A survey by CFA Institute, an international association of more than 16,000 investment professionals, showed that three quarters of respondents believe that improving standards so they are more useful for making investment decisions is “at least as important if not more important” than reducing complexity or convergence.
HAMMERSON COMPLETES SHOPPING CENTRE DEAL
Hammerson has completed the largest acquisition by a real estate investment trust this year with a £297m deal to buy the Silverburn shopping centre near Glasgow in partnership with the Canada Pension Plan Investment Board. The centre was in effect sold by Lloyds Banking Group after the owner went into receivership. It is the latest sign that the bank is taking a harder line on problem property loans.
DEVELOPERS SUSPEND SHOPPING CENTRE PROJECTS
The recent spate of shopping centres welcoming customers for the first time is, it seems, about to end. The amount of shopping centre floor space under construction is barely half that of last year and about 60 per cent below the levels seen in late 2007. According to data from Colliers CRE, only 2.7m sq ft (240,000 sq m) of new shopping centre space is set to open next year, compared with a record eight million sq ft last year.
BP PROMISES LEGAL BATTLE OVER $100M TEXAS CITY AWARD
A $100m (£62m) award imposed on BP for safety infringements at its troubled Texas City refinery is likely to be cut to a fraction of that figure, legal experts believe. The oil giant is planning to appeal against the damages awarded.
The Daily Telegraph
BRITAIN’S BANKS TO HOLD BACK RECOVERY, WARNS S&P
Britain’s banks will hold back an economic recovery due to their “significant debt burden”, one of the world’s leading credit rating agencies has warned. Standard & Poor’s yesterday lowered the collective rating of Britain’s banks in anticipation of “high credit losses”.

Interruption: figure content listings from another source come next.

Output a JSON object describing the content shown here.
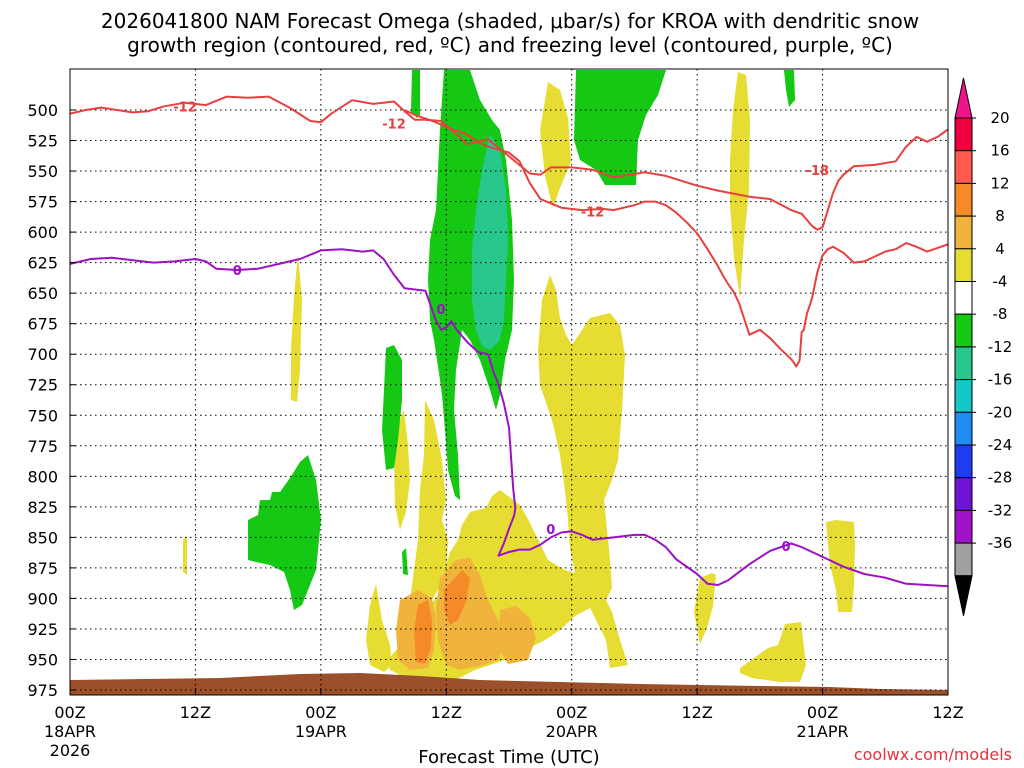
{
  "chart_data": {
    "type": "heatmap",
    "title_line1": "2026041800 NAM Forecast Omega (shaded, μbar/s) for KROA with dendritic snow",
    "title_line2": "growth region (contoured, red, ºC) and freezing level (contoured, purple, ºC)",
    "xlabel": "Forecast Time (UTC)",
    "credit": "coolwx.com/models",
    "x_range_hours": [
      0,
      84
    ],
    "y_range_mb": [
      480,
      985
    ],
    "y_ticks": [
      "500",
      "525",
      "550",
      "575",
      "600",
      "625",
      "650",
      "675",
      "700",
      "725",
      "750",
      "775",
      "800",
      "825",
      "850",
      "875",
      "900",
      "925",
      "950",
      "975"
    ],
    "x_ticks": [
      {
        "hour": 0,
        "line1": "00Z",
        "line2": "18APR",
        "line3": "2026"
      },
      {
        "hour": 12,
        "line1": "12Z",
        "line2": "",
        "line3": ""
      },
      {
        "hour": 24,
        "line1": "00Z",
        "line2": "19APR",
        "line3": ""
      },
      {
        "hour": 36,
        "line1": "12Z",
        "line2": "",
        "line3": ""
      },
      {
        "hour": 48,
        "line1": "00Z",
        "line2": "20APR",
        "line3": ""
      },
      {
        "hour": 60,
        "line1": "12Z",
        "line2": "",
        "line3": ""
      },
      {
        "hour": 72,
        "line1": "00Z",
        "line2": "21APR",
        "line3": ""
      },
      {
        "hour": 84,
        "line1": "12Z",
        "line2": "",
        "line3": ""
      }
    ],
    "colorbar": {
      "labels": [
        "20",
        "16",
        "12",
        "8",
        "4",
        "-4",
        "-8",
        "-12",
        "-16",
        "-20",
        "-24",
        "-28",
        "-32",
        "-36"
      ],
      "colors": [
        "#f0003c",
        "#ff5a50",
        "#f58a28",
        "#f0b43c",
        "#e6dc32",
        "#ffffff",
        "#14c814",
        "#28c88c",
        "#14c8c8",
        "#1e8cf0",
        "#1e3cf0",
        "#6e14d2",
        "#a014c8",
        "#a0a0a0"
      ],
      "top_arrow_color": "#f0148c",
      "bottom_arrow_color": "#000000"
    },
    "omega_fill": {
      "yellow": "#e6dc32",
      "orange": "#f0b43c",
      "dark_orange": "#f58a28",
      "green": "#14c814",
      "teal": "#28c88c"
    },
    "ground_color": "#9b4f2a",
    "contours": [
      {
        "name": "dgz-top-minus18",
        "color": "#e8403e",
        "points": [
          [
            0,
            503
          ],
          [
            1.5,
            500
          ],
          [
            3,
            498
          ],
          [
            4.5,
            500
          ],
          [
            6,
            502
          ],
          [
            7.5,
            501
          ],
          [
            9,
            497
          ],
          [
            11,
            494
          ],
          [
            13,
            496
          ],
          [
            15,
            489
          ],
          [
            17,
            490
          ],
          [
            19,
            489
          ],
          [
            21,
            498
          ],
          [
            23,
            509
          ],
          [
            24,
            510
          ],
          [
            25,
            503
          ],
          [
            27,
            492
          ],
          [
            29,
            495
          ],
          [
            31,
            493
          ],
          [
            32,
            501
          ],
          [
            33,
            508
          ],
          [
            34,
            508
          ],
          [
            35.5,
            509
          ],
          [
            37,
            520
          ],
          [
            38,
            528
          ],
          [
            40,
            524
          ],
          [
            42,
            538
          ],
          [
            44,
            552
          ],
          [
            45,
            553
          ],
          [
            46,
            547
          ],
          [
            48,
            547
          ],
          [
            50,
            549
          ],
          [
            52,
            555
          ],
          [
            55,
            551
          ],
          [
            57,
            554
          ],
          [
            60,
            562
          ],
          [
            62,
            566
          ],
          [
            65,
            571
          ],
          [
            67,
            573
          ],
          [
            69,
            582
          ],
          [
            70,
            585
          ],
          [
            70.5,
            590
          ],
          [
            71,
            595
          ],
          [
            71.5,
            598
          ],
          [
            72,
            596
          ],
          [
            72.5,
            582
          ],
          [
            73,
            568
          ],
          [
            73.5,
            558
          ],
          [
            74,
            553
          ],
          [
            75,
            546
          ],
          [
            77,
            545
          ],
          [
            79,
            542
          ],
          [
            80,
            530
          ],
          [
            81,
            522
          ],
          [
            82,
            526
          ],
          [
            83,
            522
          ],
          [
            84,
            516
          ]
        ],
        "labels": [
          {
            "text": "-12",
            "x": 11,
            "y": 497
          },
          {
            "text": "-12",
            "x": 31,
            "y": 511
          },
          {
            "text": "-18",
            "x": 71.5,
            "y": 549
          }
        ]
      },
      {
        "name": "dgz-bottom-minus12",
        "color": "#e8403e",
        "points": [
          [
            32,
            500
          ],
          [
            33,
            504
          ],
          [
            35,
            510
          ],
          [
            36,
            514
          ],
          [
            38,
            520
          ],
          [
            39,
            526
          ],
          [
            40,
            530
          ],
          [
            42,
            535
          ],
          [
            43,
            542
          ],
          [
            44,
            560
          ],
          [
            45,
            573
          ],
          [
            47,
            580
          ],
          [
            49,
            582
          ],
          [
            51,
            581
          ],
          [
            52,
            582
          ],
          [
            54,
            578
          ],
          [
            55,
            575
          ],
          [
            56,
            575
          ],
          [
            57,
            578
          ],
          [
            58,
            584
          ],
          [
            59,
            592
          ],
          [
            60,
            601
          ],
          [
            61,
            614
          ],
          [
            62,
            628
          ],
          [
            62.5,
            636
          ],
          [
            63,
            643
          ],
          [
            63.5,
            649
          ],
          [
            64,
            658
          ],
          [
            64.5,
            671
          ],
          [
            65,
            684
          ],
          [
            66,
            680
          ],
          [
            67,
            687
          ],
          [
            68,
            696
          ],
          [
            69,
            704
          ],
          [
            69.5,
            710
          ],
          [
            69.8,
            705
          ],
          [
            70,
            682
          ],
          [
            70.2,
            680
          ],
          [
            70.5,
            667
          ],
          [
            71,
            654
          ],
          [
            71.5,
            633
          ],
          [
            72,
            619
          ],
          [
            72.5,
            614
          ],
          [
            73,
            612
          ],
          [
            74,
            617
          ],
          [
            75,
            625
          ],
          [
            76,
            624
          ],
          [
            77,
            620
          ],
          [
            78,
            616
          ],
          [
            79,
            614
          ],
          [
            80,
            609
          ],
          [
            81,
            612
          ],
          [
            82,
            616
          ],
          [
            84,
            610
          ]
        ],
        "labels": [
          {
            "text": "-12",
            "x": 50,
            "y": 583
          }
        ]
      },
      {
        "name": "freezing-level-0C",
        "color": "#9b12c4",
        "points": [
          [
            0,
            626
          ],
          [
            2,
            622
          ],
          [
            4,
            621
          ],
          [
            6,
            623
          ],
          [
            8,
            625
          ],
          [
            10,
            624
          ],
          [
            12,
            622
          ],
          [
            13,
            624
          ],
          [
            14,
            630
          ],
          [
            16,
            631
          ],
          [
            18,
            630
          ],
          [
            20,
            626
          ],
          [
            22,
            622
          ],
          [
            24,
            615
          ],
          [
            26,
            614
          ],
          [
            28,
            616
          ],
          [
            29,
            615
          ],
          [
            30,
            622
          ],
          [
            31,
            635
          ],
          [
            32,
            646
          ],
          [
            33,
            647
          ],
          [
            34,
            648
          ],
          [
            34.5,
            660
          ],
          [
            35,
            672
          ],
          [
            35.5,
            680
          ],
          [
            36,
            678
          ],
          [
            36.5,
            673
          ],
          [
            37,
            680
          ],
          [
            38,
            690
          ],
          [
            39,
            698
          ],
          [
            40,
            700
          ],
          [
            40.5,
            714
          ],
          [
            41,
            725
          ],
          [
            41.5,
            740
          ],
          [
            42,
            760
          ],
          [
            42.2,
            785
          ],
          [
            42.4,
            810
          ],
          [
            42.6,
            826
          ],
          [
            42.5,
            832
          ],
          [
            42,
            843
          ],
          [
            41.5,
            855
          ],
          [
            41,
            865
          ],
          [
            42,
            862
          ],
          [
            43,
            860
          ],
          [
            44,
            860
          ],
          [
            45,
            856
          ],
          [
            46,
            850
          ],
          [
            47,
            846
          ],
          [
            48,
            845
          ],
          [
            49,
            848
          ],
          [
            50,
            852
          ],
          [
            52,
            850
          ],
          [
            54,
            848
          ],
          [
            55,
            848
          ],
          [
            56,
            852
          ],
          [
            57,
            858
          ],
          [
            58,
            868
          ],
          [
            60,
            880
          ],
          [
            61,
            888
          ],
          [
            62,
            889
          ],
          [
            63,
            885
          ],
          [
            65,
            872
          ],
          [
            67,
            861
          ],
          [
            69,
            855
          ],
          [
            70,
            858
          ],
          [
            72,
            866
          ],
          [
            74,
            874
          ],
          [
            76,
            880
          ],
          [
            78,
            883
          ],
          [
            80,
            888
          ],
          [
            82,
            889
          ],
          [
            84,
            890
          ]
        ],
        "labels": [
          {
            "text": "0",
            "x": 16,
            "y": 631
          },
          {
            "text": "0",
            "x": 35.5,
            "y": 663
          },
          {
            "text": "0",
            "x": 46,
            "y": 843
          },
          {
            "text": "0",
            "x": 68.5,
            "y": 857
          }
        ]
      }
    ]
  }
}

EU LAWS TO COST UK £184BN BY 2010
The top 100 most costly European Union regulations introduced in the UK since 1998 will cost the economy £184bn by 2020, according to Open Europe. The think tank said that without laws including the working times regulations – the most costly according to Open Europe – the government could eliminate its entire budget deficit. It argued that many new laws originating in Brussels were overly prescriptive and burdensome.
WALL STREET JOURNAL
TOTAL AIMS TO BOOST CHINA TIES
Total is looking to expand its cooperation with China’s leading oil producer on a range of fronts, including a multibillion-dollar natural-gas project in northern China and prospective overseas deals in Iran and Venezuela, its chief executive said. The cooperation reflects Christophe de Margerie’s belief that Total is better off trying to forge partnerships with rising competitors from China than strictly trying to compete.
NEWS CORP TO RAISE STAKE IN SKY DEUTSCHLAND
Sky Deutschland said it will conduct a capital increase through which its major shareholder News Corp. will raise its stake in the company. The pay-TV operator also lowered its net earnings guidance for 2011. The MDAX-listed broadcaster will issue up to 49m new shares.